Home Secretary Priti Patel’s ‘strong reaction’ to that report included refusing to rule out the prospect of prosecutions. She told Sky News: ‘If there is subsequent action that needs to be taken, then clearly … that will follow.’
Ah, yes. That will be after she deals with people-smuggling, unlawful migrants, extraditions, digital passports, quarantine hotels, and working on her ‘overbearing’ managerial approach.
Meanwhile, Culture Secretary Oliver Dowden helpfully deflected attention from the BBC’s possible criminality, calling for ‘far-reaching’ changes to ensure the corporation placed a ‘new emphasis on accuracy, impartiality and diversity of opinion … in tune with all parts of the nation it serves’.

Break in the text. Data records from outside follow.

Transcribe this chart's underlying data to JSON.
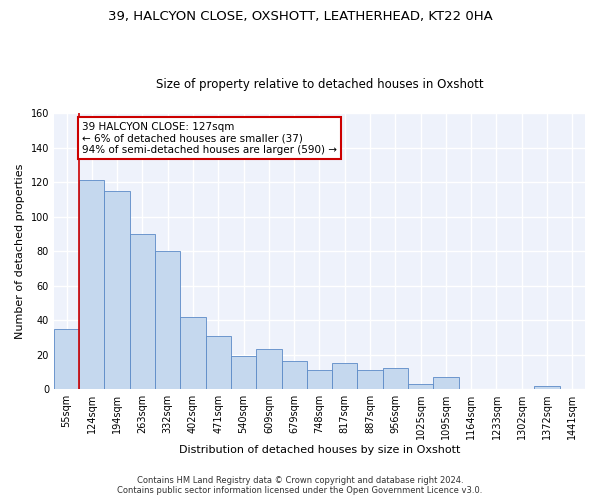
{
  "title1": "39, HALCYON CLOSE, OXSHOTT, LEATHERHEAD, KT22 0HA",
  "title2": "Size of property relative to detached houses in Oxshott",
  "xlabel": "Distribution of detached houses by size in Oxshott",
  "ylabel": "Number of detached properties",
  "footer1": "Contains HM Land Registry data © Crown copyright and database right 2024.",
  "footer2": "Contains public sector information licensed under the Open Government Licence v3.0.",
  "categories": [
    "55sqm",
    "124sqm",
    "194sqm",
    "263sqm",
    "332sqm",
    "402sqm",
    "471sqm",
    "540sqm",
    "609sqm",
    "679sqm",
    "748sqm",
    "817sqm",
    "887sqm",
    "956sqm",
    "1025sqm",
    "1095sqm",
    "1164sqm",
    "1233sqm",
    "1302sqm",
    "1372sqm",
    "1441sqm"
  ],
  "values": [
    35,
    121,
    115,
    90,
    80,
    42,
    31,
    19,
    23,
    16,
    11,
    15,
    11,
    12,
    3,
    7,
    0,
    0,
    0,
    2,
    0
  ],
  "bar_color": "#c5d8ee",
  "bar_edge_color": "#5b8ac7",
  "ylim": [
    0,
    160
  ],
  "yticks": [
    0,
    20,
    40,
    60,
    80,
    100,
    120,
    140,
    160
  ],
  "annotation_text": "39 HALCYON CLOSE: 127sqm\n← 6% of detached houses are smaller (37)\n94% of semi-detached houses are larger (590) →",
  "annotation_box_color": "#ffffff",
  "annotation_box_edge": "#cc0000",
  "vline_color": "#cc0000",
  "background_color": "#eef2fb",
  "grid_color": "#ffffff",
  "title_fontsize": 9.5,
  "subtitle_fontsize": 8.5,
  "tick_fontsize": 7,
  "ylabel_fontsize": 8,
  "xlabel_fontsize": 8,
  "footer_fontsize": 6,
  "ann_fontsize": 7.5
}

These are the same tired old phrases repeated every time the BBC gets caught out. They invariably lead to small cosmetic changes, more secure public funding, continued indifference to criticism, and barely concealed contempt for their subscribers.

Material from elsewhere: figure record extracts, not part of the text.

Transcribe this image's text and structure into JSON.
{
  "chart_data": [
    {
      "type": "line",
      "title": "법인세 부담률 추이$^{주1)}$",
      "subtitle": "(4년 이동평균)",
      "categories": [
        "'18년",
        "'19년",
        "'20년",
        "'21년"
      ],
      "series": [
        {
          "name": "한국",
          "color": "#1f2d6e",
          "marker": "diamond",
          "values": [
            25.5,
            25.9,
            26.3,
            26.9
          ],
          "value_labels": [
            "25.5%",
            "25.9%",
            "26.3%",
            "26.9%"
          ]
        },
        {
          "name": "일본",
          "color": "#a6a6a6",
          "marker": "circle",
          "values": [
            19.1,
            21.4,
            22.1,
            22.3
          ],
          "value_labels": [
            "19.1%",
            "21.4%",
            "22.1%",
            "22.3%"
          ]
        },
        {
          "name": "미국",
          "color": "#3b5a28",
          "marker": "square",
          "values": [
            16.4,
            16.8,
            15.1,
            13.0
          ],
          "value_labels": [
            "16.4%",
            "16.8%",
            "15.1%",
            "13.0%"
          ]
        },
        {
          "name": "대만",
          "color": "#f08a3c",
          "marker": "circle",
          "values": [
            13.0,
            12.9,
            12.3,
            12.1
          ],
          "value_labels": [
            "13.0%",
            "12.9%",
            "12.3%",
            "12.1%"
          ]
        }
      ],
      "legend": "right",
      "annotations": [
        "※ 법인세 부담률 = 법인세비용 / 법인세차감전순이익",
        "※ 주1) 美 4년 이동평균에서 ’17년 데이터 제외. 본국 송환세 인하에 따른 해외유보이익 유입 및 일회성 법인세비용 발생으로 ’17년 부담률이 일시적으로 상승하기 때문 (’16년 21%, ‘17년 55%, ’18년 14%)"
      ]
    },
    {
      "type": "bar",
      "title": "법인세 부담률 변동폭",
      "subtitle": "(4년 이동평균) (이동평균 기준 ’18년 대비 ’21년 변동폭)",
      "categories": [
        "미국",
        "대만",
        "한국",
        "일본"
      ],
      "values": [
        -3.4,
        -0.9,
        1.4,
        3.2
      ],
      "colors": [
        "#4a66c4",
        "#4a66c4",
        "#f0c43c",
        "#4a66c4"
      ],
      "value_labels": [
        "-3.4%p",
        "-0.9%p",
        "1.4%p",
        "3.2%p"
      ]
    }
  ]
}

But back to the workhorses. Using PSC is not a new BBC ploy: In late 2019, HMRC won an IR35 tribunal case at the High Court against three BBC presenters, David Eaves, Tim Wilcox and Joanna Gosling, who were all deemed to be employees and required to pay back £920,000 in taxes. The corporation had to repay £200,000 in outstanding employer NICs.
The court ruled that the staff had been forced into contracting through PSCs, arguing that there was an ‘imbalance of bargaining power’. Caught out again, the BBC promised to put its house in order, acknowledging it had more than 100 other presenters on similar contracts.

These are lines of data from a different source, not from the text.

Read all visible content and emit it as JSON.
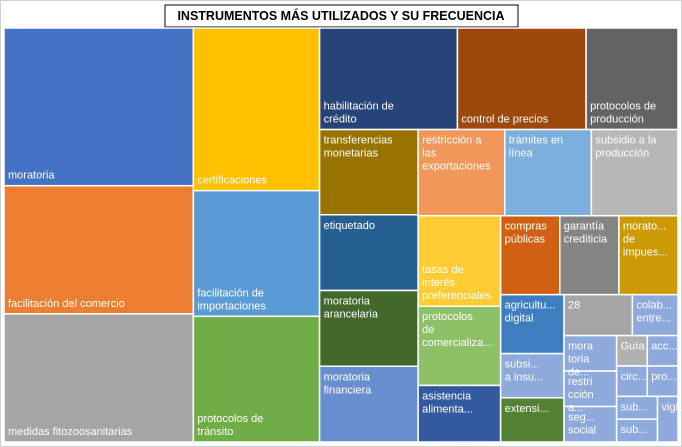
{
  "chart_data": {
    "type": "treemap",
    "title": "INSTRUMENTOS MÁS UTILIZADOS Y SU FRECUENCIA",
    "categories": [
      "moratoria",
      "facilitación del comercio",
      "medidas fitozoosanitarias",
      "certificaciones",
      "facilitación de importaciones",
      "protocolos de tránsito",
      "habilitación de crédito",
      "control de precios",
      "protocolos de producción",
      "transferencias monetarias",
      "etiquetado",
      "moratoria arancelaria",
      "moratoria financiera",
      "restricción a las exportaciones",
      "trámites en línea",
      "subsidio a la producción",
      "tasas de interés preferenciales",
      "protocolos de comercializa...",
      "asistencia alimenta...",
      "compras públicas",
      "garantía crediticia",
      "morato... de impues...",
      "agricultu... digital",
      "subsi... a insu...",
      "extensi...",
      "28",
      "colab... entre...",
      "mora toria de...",
      "restri cción a...",
      "seg... social",
      "Guía",
      "acc...",
      "circ...",
      "pro...",
      "sub...",
      "sub...",
      "vigil..."
    ],
    "values": [
      32,
      26,
      26,
      22,
      17,
      17,
      15,
      14,
      10,
      9,
      8,
      8,
      8,
      8,
      8,
      8,
      8,
      7,
      5,
      5,
      5,
      5,
      4,
      3,
      3,
      3,
      2,
      2,
      2,
      2,
      1,
      1,
      1,
      1,
      1,
      1,
      1
    ],
    "colors": [
      "#4472c4",
      "#ed7d31",
      "#a5a5a5",
      "#ffc000",
      "#5b9bd5",
      "#70ad47",
      "#264478",
      "#9e480e",
      "#636363",
      "#997300",
      "#255e91",
      "#43682b",
      "#698ed0",
      "#f1975a",
      "#7cafdd",
      "#b7b7b7",
      "#ffcd33",
      "#8cc168",
      "#335aa1",
      "#d26012",
      "#848484",
      "#cc9a06",
      "#3e7dc0",
      "#8ea9db",
      "#548235",
      "#a5a5a5",
      "#8ea9db",
      "#8ea9db",
      "#8ea9db",
      "#8ea9db",
      "#b0b0b0",
      "#8ea9db",
      "#8ea9db",
      "#8ea9db",
      "#8ea9db",
      "#8ea9db",
      "#8ea9db"
    ]
  }
}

The corporation seems to stagger from one difficulty to another. It has not covered itself in glory during Covid-19, abandoning all pretence at journalistic impartiality according to its own guidelines.
It has permitted itself to be used as the propaganda arm of the Government and its agents, SAGE et al, offering nothing to counter the lockdown narrative, and silencing any dissent on the efficacy or morality of forced vaccination.
Its corporate decision-making is consistently poor, a symptom of a failing organisation. There was the move last year, blamed on the Finnish guest conductor Dalia Stasevska, to exclude Rule, Britannia! from the Proms on the grounds that it glorified colonialism and slavery.
During the Brexit referendum campaign, the BBC could not contain its ire. Commentator after commentator, news piece after news piece, warned of the disasters to come should old Right-wing xenophobes vote to leave the EU. We all know how that turned out.
The BBC still likes to see itself as the epitome of impartial journalism and public service broadcasting. But increasing numbers are losing faith in it as that image is dispelled by the stark reality of what it says and does.
Its ethos is no longer about its Charter obligation to act ‘in the public interest, serving all audiences through the provision of impartial, high-quality and distinctive output and services which inform, educate and entertain’. It is all about the ego of its elites.